Ecospiritualité: un moyen de recréer du sens

Ecospiritualité: un moyen de recréer du sens

 De nombreuses voix s’élèvent pour dépasser le dualisme nature/culture, l’idée d’une nature-objet-ressource et le paradigme dominant de l’anthropocentrisme ; il s’agit de reconnaître une valeur intrinsèque, et donc des droits, à la nature, qui devient désormais sujet. En invitant l’homme à renouer avec son milieu de vie non-humain et à réhabiter la Terre, en communion avec elle et non contre elle, un certain nombre d’intellectuels et d’écologistes militants semblent vouloir intégrer une dimension spirituelle dans l’écologie.

 

   Pour Michel Maxime Egger, auteur de deux ouvrages sur l’écospiritualité, les écogestes, ainsi que les réformes politiques et économiques sont nécessaires. Mais l’auteur nous invite à aller plus loin : «Les racines des problèmes écologiques et socio-économiques sont spirituelles. Elles manifestent une crise généralisée du sens et du lien». Nos actions doivent se fonder sur une écologie intérieure. Celle-ci implique une remise en question des valeurs de l’avoir et appelle à enraciner nos vies sur des bases plus nobles. Ce n’est qu’à cette condition qu’un réel changement de paradigme serait possible. 

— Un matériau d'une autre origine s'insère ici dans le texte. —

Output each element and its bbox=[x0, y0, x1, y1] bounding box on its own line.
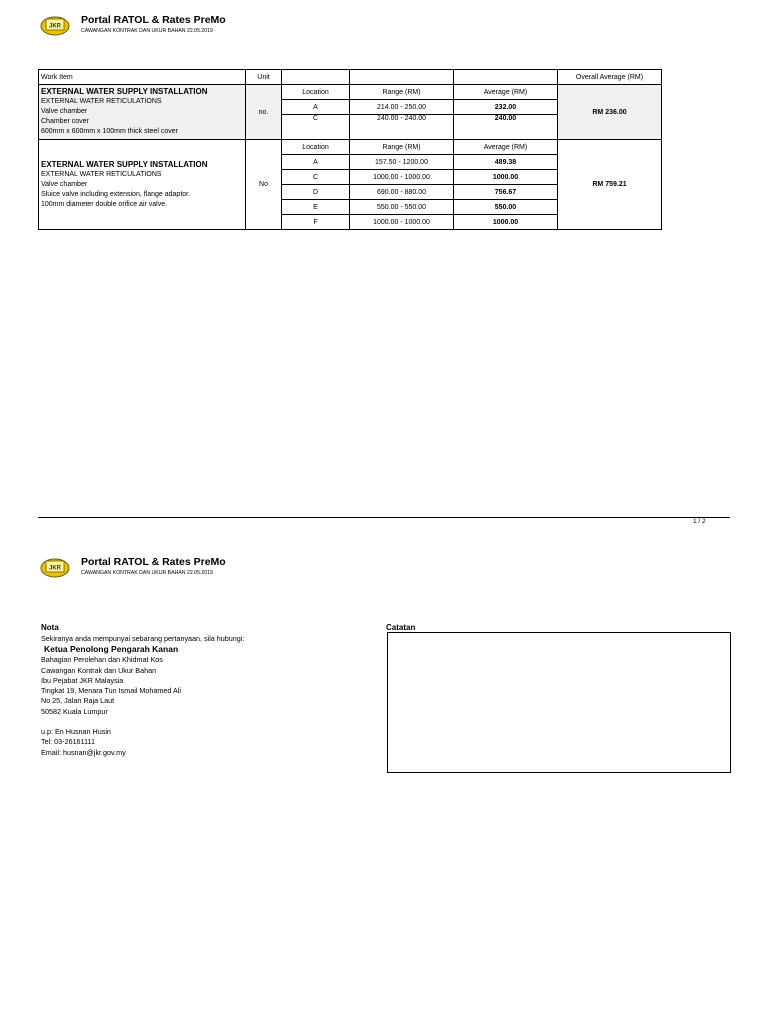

L’écospiritualité permet de sortir du registre de l’écologie politique. Cette dernière situe le problème de l’écologie dans les méthodes de production capitaliste et dans les rapports de pouvoir Nord-Sud. Plus proche du quotidien, l’écospiritualité permet d’impliquer concrètement chaque personne ordinaire dans le virage écologique. Il s’agit d’une prise de conscience et d’une manière de penser à la fois philosophique et théologique. La crise écologique est reliée à un changement existentiel profond. L’écospiritualité invite à réorienter le sens de la vie humaine en la rapprochant des rythmes de la nature. 

Même s’il ne fut pas un écopsychologue, le sociologue allemand du début de XXème siècle, Max Weber, a forgé une expression qui dévoile bien la nature du problème en parlant du capitalisme comme étant un système historique générateur de « désenchantement du monde ». Un monde amputé de sa dimension culturelle, symbolique, voire spirituelle. Le monde est réduit à de la matière. Le monde est réduit à une machine.

 

 

Pour Mohammed Taleb, écopsyhologue, Lorsqu’on essaie de visualiser les intentions et les intuitions les plus profondes de l’écopsychologie, on s’aperçoit que ce nouveau paradigme est, en même temps, très ancien : il a des racines qui plongent dans l’histoire culturelle et philosophique de l’humanité. Parmi les intuitions très anciennes de l’écopsychologie, l’une d’elles renvoie directement à la philosophie grecque avec l’idée qu’il y a une unité du monde, que le monde est kòsmos et non pas chaos. Cette unité du monde, son ordonnancement reposent sur la perception de sympathies entre les choses, des correspondances, des relations qui sont symboliques et physiques. Comme le souligne M. Taleb, il existe deux formes langagières pour se dire, dire le monde, dire ses aspirations, ses révoltes : le logos et le mythos. L’écopsychologie fait dialoguer ces deux formes, qui sont complémentaires et qui disent toutes les deux la vérité, selon leurs modes propres. La première forme langagière est bien évidemment le logos, c’est-à-dire la compréhension rationnelle du monde. Il n’y a pas de connaissance sans rationalité. Il n’y a pas d’aventure humaine sans rationalité, sans esprit critique, sans le feu du doute. Le logos utilise comme matière première le concept, avec une validation par la preuve. Le mythos, lui, permet la créativité de l’imaginaire. Sans imaginaire, sans vision, il n’y a pas d’aventure humaine. Le mythos mobilise l’image et le symbole, avec comme validation l’épreuve.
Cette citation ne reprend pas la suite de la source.